The Manichai Daily news reports that the Japanese government has in its possession video footage of the Fukushima No. 1 Nuclear Power Plant taken by a U.S. military reconnaissance drone, but has yet to release the footage to the public, sources have revealed.
The footage taken from an RQ-4 Global Hawk drone was passed on to the Japanese government with permission for public release from the U.S. Air Force. U.S. military sources said that the decision to release the footage — or not — was up to the Japanese government.
The unmanned aerial vehicle (UAV) is equipped with a high-performance camera that, according to the U.S. Air Force, takes “footage so clear that even automobile license plates are visible.” Nearly real-time footage of the internal state of the power station is said to be captured, which is likely to assist experts in analyzing the situation.
The U.S. Air Force has been flying the state-of-the-art UAV based in Andersen Air Force Base, Guam, over quake- and tsunami-ravaged areas since March 12 — a day after a massive quake and tsunami struck eastern Japan — in response to a request from the Japanese government.

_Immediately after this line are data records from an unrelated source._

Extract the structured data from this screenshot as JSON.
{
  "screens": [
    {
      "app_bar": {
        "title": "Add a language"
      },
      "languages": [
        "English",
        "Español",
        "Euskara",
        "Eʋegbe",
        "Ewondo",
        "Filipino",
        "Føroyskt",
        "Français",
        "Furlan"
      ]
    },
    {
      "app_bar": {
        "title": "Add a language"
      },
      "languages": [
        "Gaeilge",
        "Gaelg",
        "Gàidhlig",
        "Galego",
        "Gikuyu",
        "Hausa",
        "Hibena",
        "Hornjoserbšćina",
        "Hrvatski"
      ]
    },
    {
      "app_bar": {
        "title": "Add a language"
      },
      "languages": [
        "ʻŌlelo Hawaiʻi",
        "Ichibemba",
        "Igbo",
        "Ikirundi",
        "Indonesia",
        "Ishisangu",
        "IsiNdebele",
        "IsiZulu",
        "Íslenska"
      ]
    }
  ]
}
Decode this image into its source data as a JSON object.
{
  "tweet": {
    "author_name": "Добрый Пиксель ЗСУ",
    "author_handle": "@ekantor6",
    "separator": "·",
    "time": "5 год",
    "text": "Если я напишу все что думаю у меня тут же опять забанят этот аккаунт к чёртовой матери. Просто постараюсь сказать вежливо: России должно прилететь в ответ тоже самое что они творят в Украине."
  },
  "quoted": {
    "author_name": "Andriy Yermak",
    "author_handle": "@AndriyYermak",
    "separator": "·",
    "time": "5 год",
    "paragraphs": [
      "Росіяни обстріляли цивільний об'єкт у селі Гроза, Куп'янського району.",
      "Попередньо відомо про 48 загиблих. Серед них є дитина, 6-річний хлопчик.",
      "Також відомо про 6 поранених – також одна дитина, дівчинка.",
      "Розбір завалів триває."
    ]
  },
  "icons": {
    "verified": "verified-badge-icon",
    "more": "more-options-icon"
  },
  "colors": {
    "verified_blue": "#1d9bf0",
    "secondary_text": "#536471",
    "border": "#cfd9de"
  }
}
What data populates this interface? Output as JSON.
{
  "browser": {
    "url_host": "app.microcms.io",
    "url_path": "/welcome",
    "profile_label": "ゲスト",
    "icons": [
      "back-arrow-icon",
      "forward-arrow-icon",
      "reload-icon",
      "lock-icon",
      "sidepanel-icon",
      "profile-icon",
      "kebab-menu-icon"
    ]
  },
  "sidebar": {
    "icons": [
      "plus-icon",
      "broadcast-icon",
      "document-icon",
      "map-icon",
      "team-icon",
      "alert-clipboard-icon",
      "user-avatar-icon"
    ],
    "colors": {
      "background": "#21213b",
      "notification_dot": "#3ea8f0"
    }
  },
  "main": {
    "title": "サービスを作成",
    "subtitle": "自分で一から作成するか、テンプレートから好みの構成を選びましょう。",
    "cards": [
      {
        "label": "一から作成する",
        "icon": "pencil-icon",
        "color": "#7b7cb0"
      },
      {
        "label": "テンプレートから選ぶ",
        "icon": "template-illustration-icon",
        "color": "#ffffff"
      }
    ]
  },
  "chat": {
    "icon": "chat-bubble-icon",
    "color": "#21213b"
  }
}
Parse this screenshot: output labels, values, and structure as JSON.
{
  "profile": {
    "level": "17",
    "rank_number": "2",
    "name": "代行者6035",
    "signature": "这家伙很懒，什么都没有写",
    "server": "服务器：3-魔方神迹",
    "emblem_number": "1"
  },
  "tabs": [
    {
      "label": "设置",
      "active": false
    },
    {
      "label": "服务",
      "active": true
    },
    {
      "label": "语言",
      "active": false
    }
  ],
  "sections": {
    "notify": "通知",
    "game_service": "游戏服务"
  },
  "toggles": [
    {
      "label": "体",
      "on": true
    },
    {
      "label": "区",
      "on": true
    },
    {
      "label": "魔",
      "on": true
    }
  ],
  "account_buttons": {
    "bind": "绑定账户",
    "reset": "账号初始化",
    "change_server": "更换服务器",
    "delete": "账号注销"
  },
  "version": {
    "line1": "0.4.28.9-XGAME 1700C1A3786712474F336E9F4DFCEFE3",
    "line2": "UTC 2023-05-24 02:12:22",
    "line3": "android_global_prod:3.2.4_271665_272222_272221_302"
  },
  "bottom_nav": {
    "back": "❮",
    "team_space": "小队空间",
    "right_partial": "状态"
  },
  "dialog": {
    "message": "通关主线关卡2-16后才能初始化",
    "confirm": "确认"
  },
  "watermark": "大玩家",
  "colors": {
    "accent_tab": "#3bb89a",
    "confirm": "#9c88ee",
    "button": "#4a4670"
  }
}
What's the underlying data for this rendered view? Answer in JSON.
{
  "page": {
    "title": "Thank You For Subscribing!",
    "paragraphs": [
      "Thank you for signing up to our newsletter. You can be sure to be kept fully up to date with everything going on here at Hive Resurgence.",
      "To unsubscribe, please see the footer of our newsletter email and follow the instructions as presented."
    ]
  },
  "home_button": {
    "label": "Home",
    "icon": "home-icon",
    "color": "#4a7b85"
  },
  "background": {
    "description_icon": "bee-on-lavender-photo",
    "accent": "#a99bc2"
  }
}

Because Japanese Self-Defense Force aircraft have trouble flying over the stricken Fukushima power plant due to large amounts of radioactive materials detected in the air, the Global Hawk has been filming the area around the clock. Footage is transmitted via satellite to a U.S. Air Force base in California, and is also supplied to the Japanese government. The Japanese government, however, has yet to disclose the footage, which is being analyzed by nuclear power experts and others at the California base.